如何在 c++03 中获得模板参数的最精确表示？

Question

下面的代码按预期工作（打印出 2.1）：

#include <iostream>

template<typename T>
struct number {
  T n_;
  number(T n)
   : n_{n}
  {}
};

template<typename A, typename B>
auto operator+(number<A> a, number<B> b) -> number<decltype(a.n_+b.n_)> {
  return a.n_+b.n_;
}

int main() {
  number<int> a{1};
  number<double> b{1.1};
  number<double> c{a+b};
  std::cout << c.n_ << std::endl;
}

但是，它需要 C++11。假设我仅限于 C++03，是否有可能实现相同的行为？ （即：使 operator+ 的 return 类型使用成员 n_ 的最精确表示？）

Answer 1

你可以使用 Boost.TypeTraits:

template <typename A, typename B>
typename boost::common_type<A, B>::type operator+(number<A> a, number<B> b) {
  return a.n_ + b.n_;
}

或者根据usual arithmetic conversions的规则为此编写自己的trait。我希望这个是令人满意的：

// 1. A and B undergo integral promotions.
// 2. If the rank of B is higher than A then they are swapped.
// 3. The result is A, if:
//     i. A or B or both are floating point, or
//     ii. A and B have the same signedness, or
//     iii.
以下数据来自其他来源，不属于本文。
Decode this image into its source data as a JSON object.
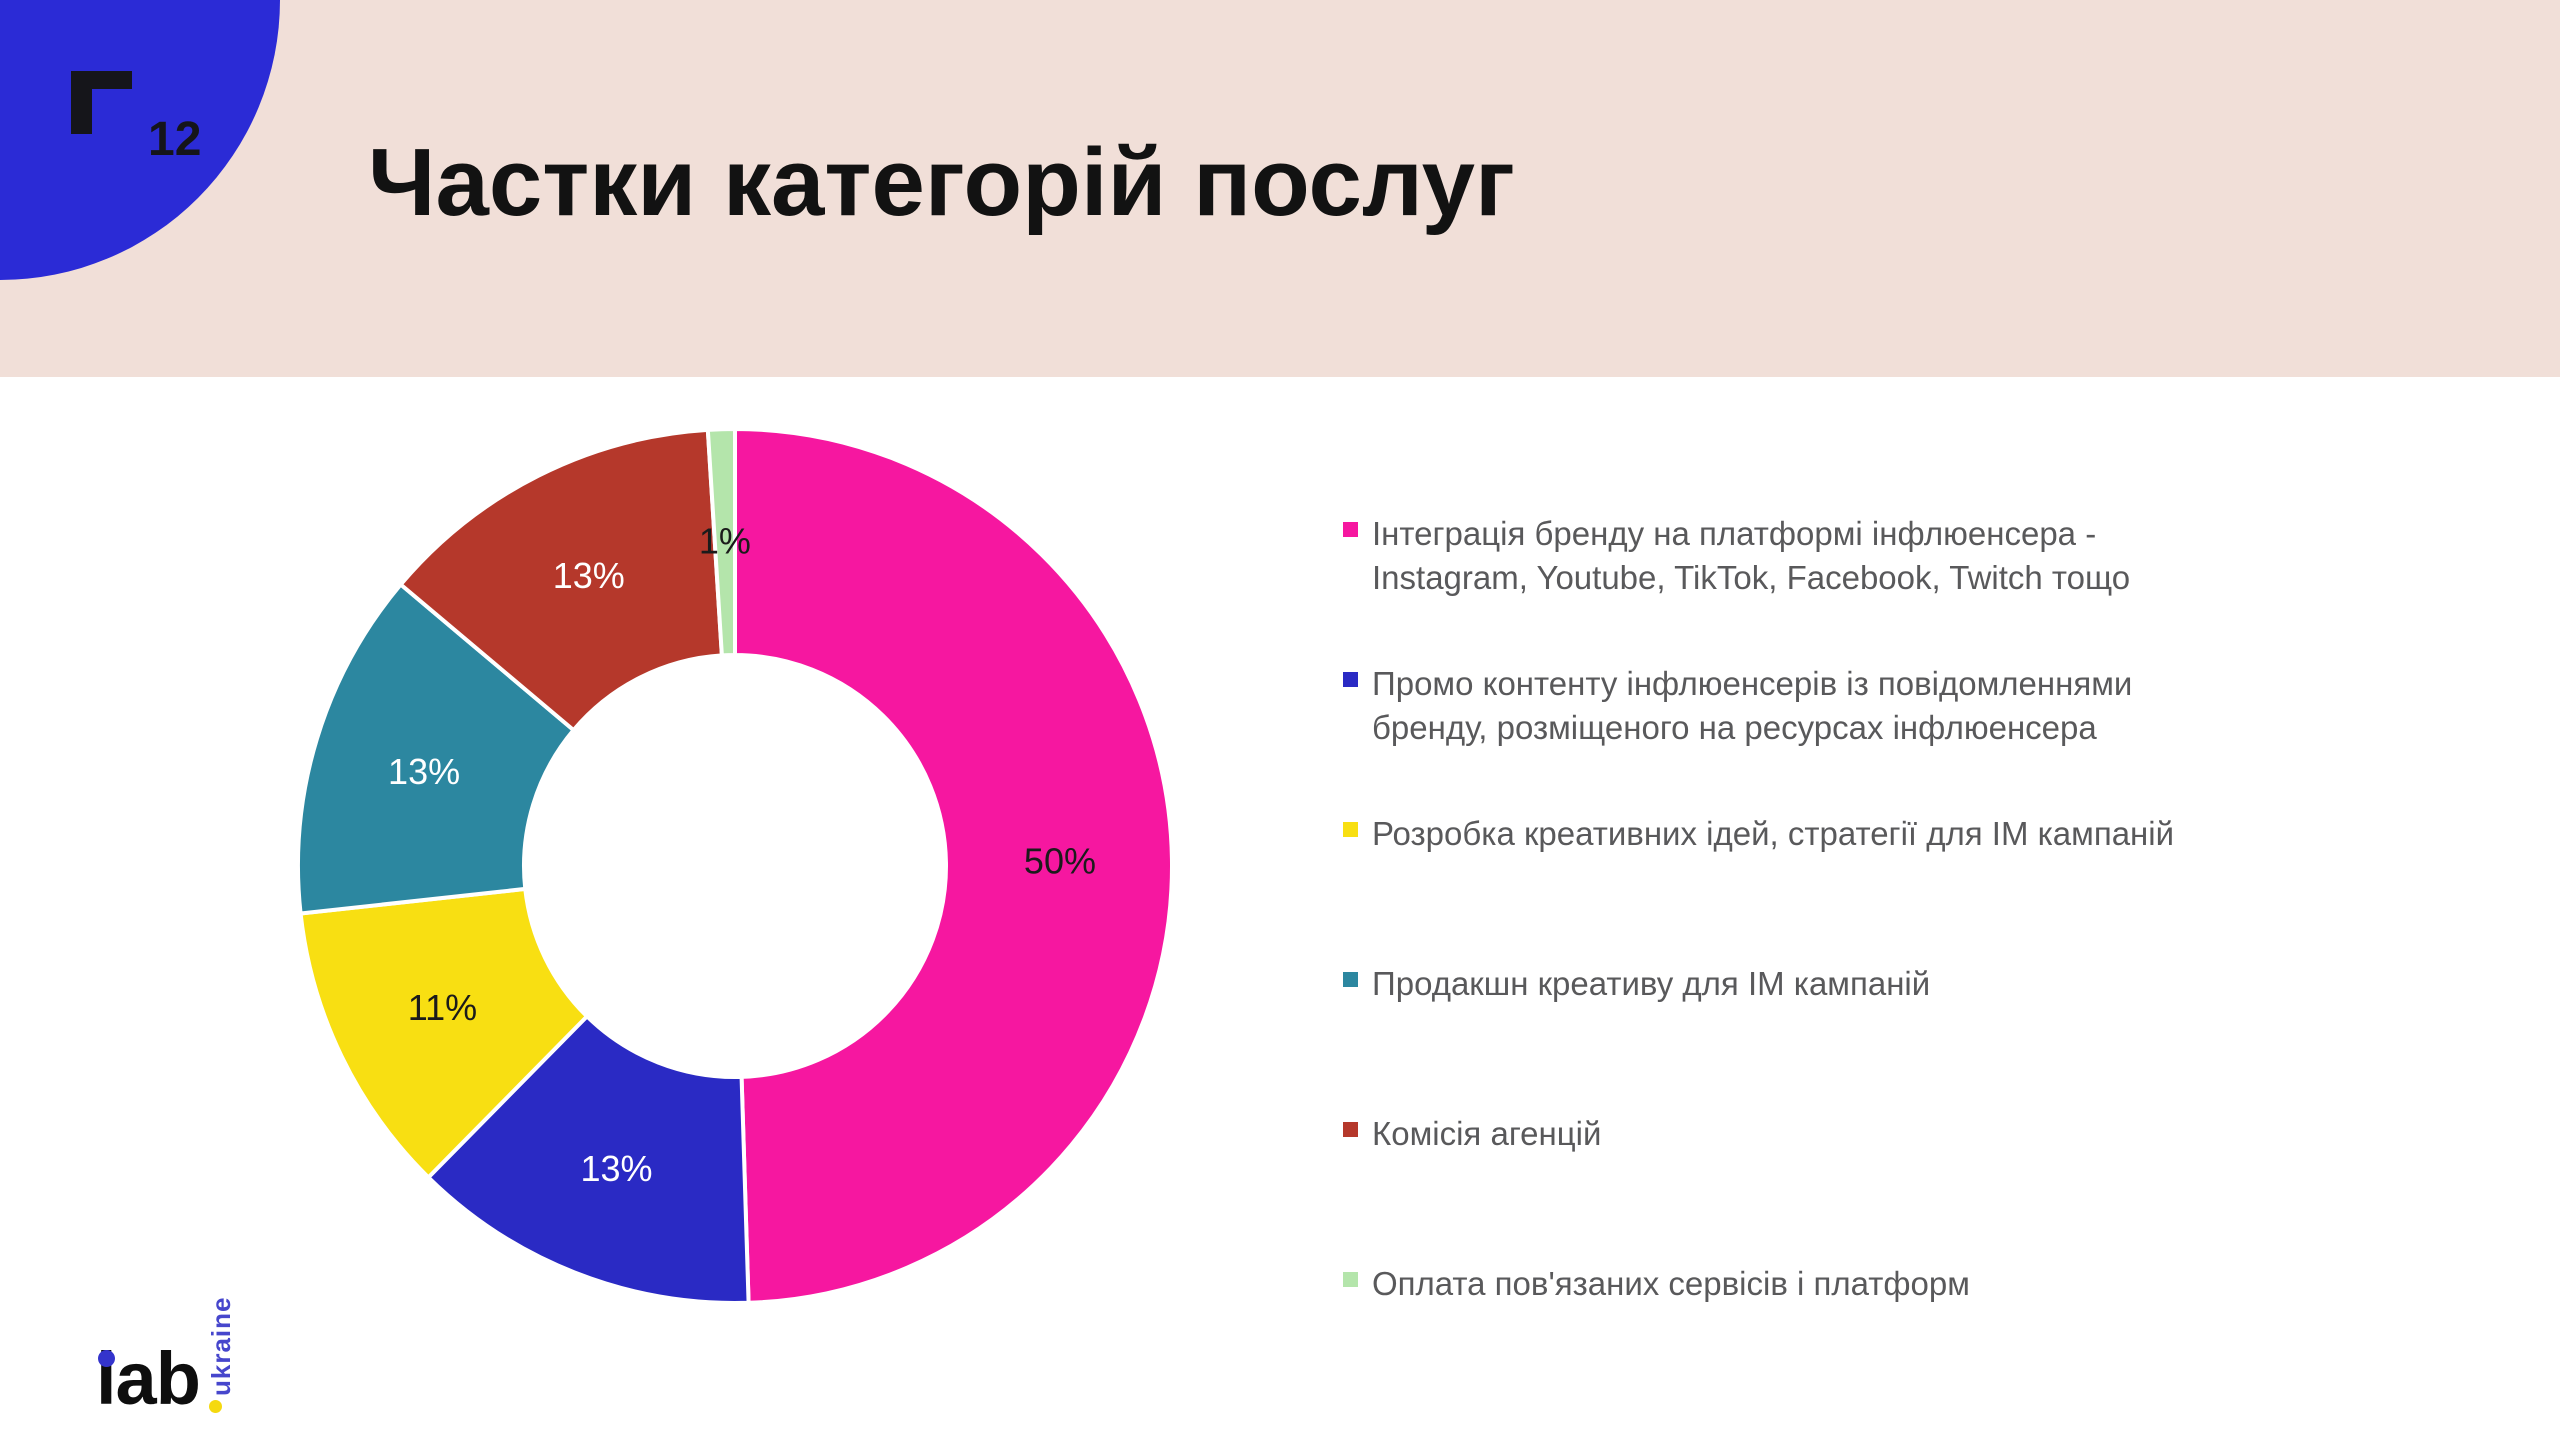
{
  "page": {
    "number": "12"
  },
  "header": {
    "title": "Частки категорій послуг",
    "band_color": "#F1DFD8",
    "corner_color": "#2B2BD6"
  },
  "logo": {
    "iab": "iab",
    "ukraine": "ukraine"
  },
  "legend": {
    "text_color": "#59595B",
    "position": "right"
  },
  "chart_data": {
    "type": "pie",
    "subtype": "donut",
    "title": "Частки категорій послуг",
    "start_angle_deg": 0,
    "direction": "clockwise",
    "legend_position": "right",
    "hole_ratio": 0.48,
    "segments": [
      {
        "label": "Інтеграція бренду на платформі інфлюенсера -\nInstagram, Youtube, TikTok, Facebook, Twitch тощо",
        "value": 50,
        "display": "50%",
        "color": "#F617A0",
        "value_label_color": "#1b1b1b"
      },
      {
        "label": "Промо контенту інфлюенсерів із повідомленнями\nбренду, розміщеного на ресурсах інфлюенсера",
        "value": 13,
        "display": "13%",
        "color": "#2A2AC4",
        "value_label_color": "#ffffff"
      },
      {
        "label": "Розробка креативних ідей, стратегії для ІМ кампаній",
        "value": 11,
        "display": "11%",
        "color": "#F8DF12",
        "value_label_color": "#1b1b1b"
      },
      {
        "label": "Продакшн креативу для ІМ кампаній",
        "value": 13,
        "display": "13%",
        "color": "#2C87A0",
        "value_label_color": "#ffffff"
      },
      {
        "label": "Комісія агенцій",
        "value": 13,
        "display": "13%",
        "color": "#B5382B",
        "value_label_color": "#ffffff"
      },
      {
        "label": "Оплата пов'язаних сервісів і платформ",
        "value": 1,
        "display": "1%",
        "color": "#B4E5AB",
        "value_label_color": "#1b1b1b"
      }
    ]
  }
}
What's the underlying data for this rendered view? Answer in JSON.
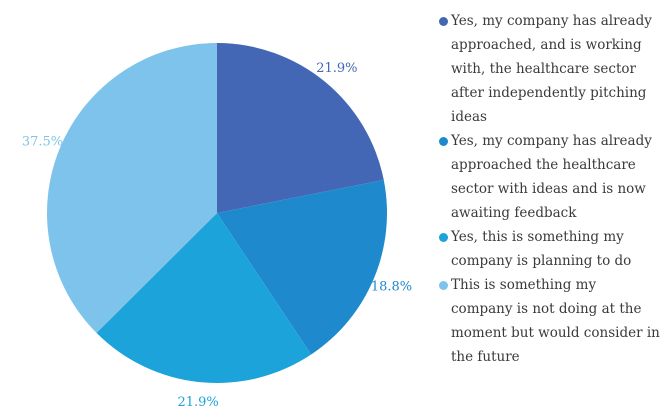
{
  "chart_data": {
    "type": "pie",
    "title": "",
    "categories": [
      "Yes, my company has already approached, and is working with, the healthcare sector after independently pitching ideas",
      "Yes, my company has already approached the healthcare sector with ideas and is now awaiting feedback",
      "Yes, this is something my company is planning to do",
      "This is something my company is not doing at the moment but would consider in the future"
    ],
    "values": [
      21.9,
      18.8,
      21.9,
      37.5
    ],
    "labels": [
      "21.9%",
      "18.8%",
      "21.9%",
      "37.5%"
    ],
    "colors": [
      "#4367b5",
      "#1e89cd",
      "#1ca3da",
      "#7ec3eb"
    ],
    "start_angle_deg": 0,
    "direction": "clockwise",
    "legend_position": "right"
  }
}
A is unsigned, or
//     iv. The size of A is greater than the size of B.
// 4. Otherwise, the result is make_unsigned<A>.

namespace detail {
    using namespace std::tr1;

    template <typename T> struct promote { typedef T type; };
    template <> struct promote<bool> { typedef int type; };
    template <> struct promote<char> { typedef int type; };
    template <> struct promote<signed char> { typedef int type; };
    template <> struct promote<unsigned char> { typedef int type; };
    template <> struct promote<short> { typedef int type; };
    template <> struct promote<unsigned short> { typedef int type; };

    template <typename> struct rank;
    template <> struct rank<int> { enum { value = 0 }; };
    template <> struct rank<unsigned> { enum { value = 0 }; };
    template <> struct rank<long> { enum { value = 1 }; };
    template <> struct rank<unsigned long> { enum { value = 1 }; };
    template <> struct rank<long long> { enum { value = 2 }; };
    template <> struct rank<unsigned long long> { enum { value = 2 }; };
    template <> struct rank<float> { enum { value = 3 }; };
    template <> struct rank<double> { enum { value = 4 }; };
    template <> struct rank<long double> { enum { value = 5 }; };

    template <typename> struct make_unsigned;
    template <> struct make_unsigned<int> { typedef unsigned type; };
    template <> struct make_unsigned<long> { typedef unsigned long type; };
    template <> struct make_unsigned<long long> { typedef unsigned long long type; };

    // 4.
    template < typename A
             , typename B
             , bool Is_floating_point_or_same_signs_or_A_is_unsigned_or_bigger >
    struct common_type_impl {
        typedef A type;
    };
    template <typename A, typename B>
    struct common_type_impl<A, B, false>
         : make_unsigned<A> {};

    // 3.
    template <typename A, typename B, bool A_is_higher>
    struct common_type_swap
         : common_type_impl< A
                           , B
                           , is_floating_point<A>::value || is_floating_point<B>::value
                             || (is_signed<A>::value == is_signed<B>::value)
                             || is_unsigned<A>::value || (sizeof(A) > sizeof(B))
                           > {};
    template <typename A, typename B>
    struct common_type_swap<A, B, false>
         : common_type_swap<B, A, true> {};

    // 2.
    template <typename A, typename B>
    struct common_type
         : common_type_swap<A, B, (rank<A>::value > rank<B>::value)> {};
}

// 1.
template <typename A, typename B>
struct common_type
     : detail::common_type< typename detail::promote<A>::type
                          , typename detail::promote<B>::type > {};

它至少比 Boost 的更具可读性。为简洁起见，它依赖于 TR1 中的 is_floating_point、is_signed 和 is_unsigned，但如果您不能使用 TR1，这些很容易自己实现。

DEMO

N.B。当 A 和 B 是同一类型且排名低于 int 时，它不会给出与 std::common_type 相同的结果。这是设计使然。它给出与 decltype(A{} + B{}) 相同的结果。当我意识到这一点时，我应该给它起一个不同的名字，但我不会被打扰。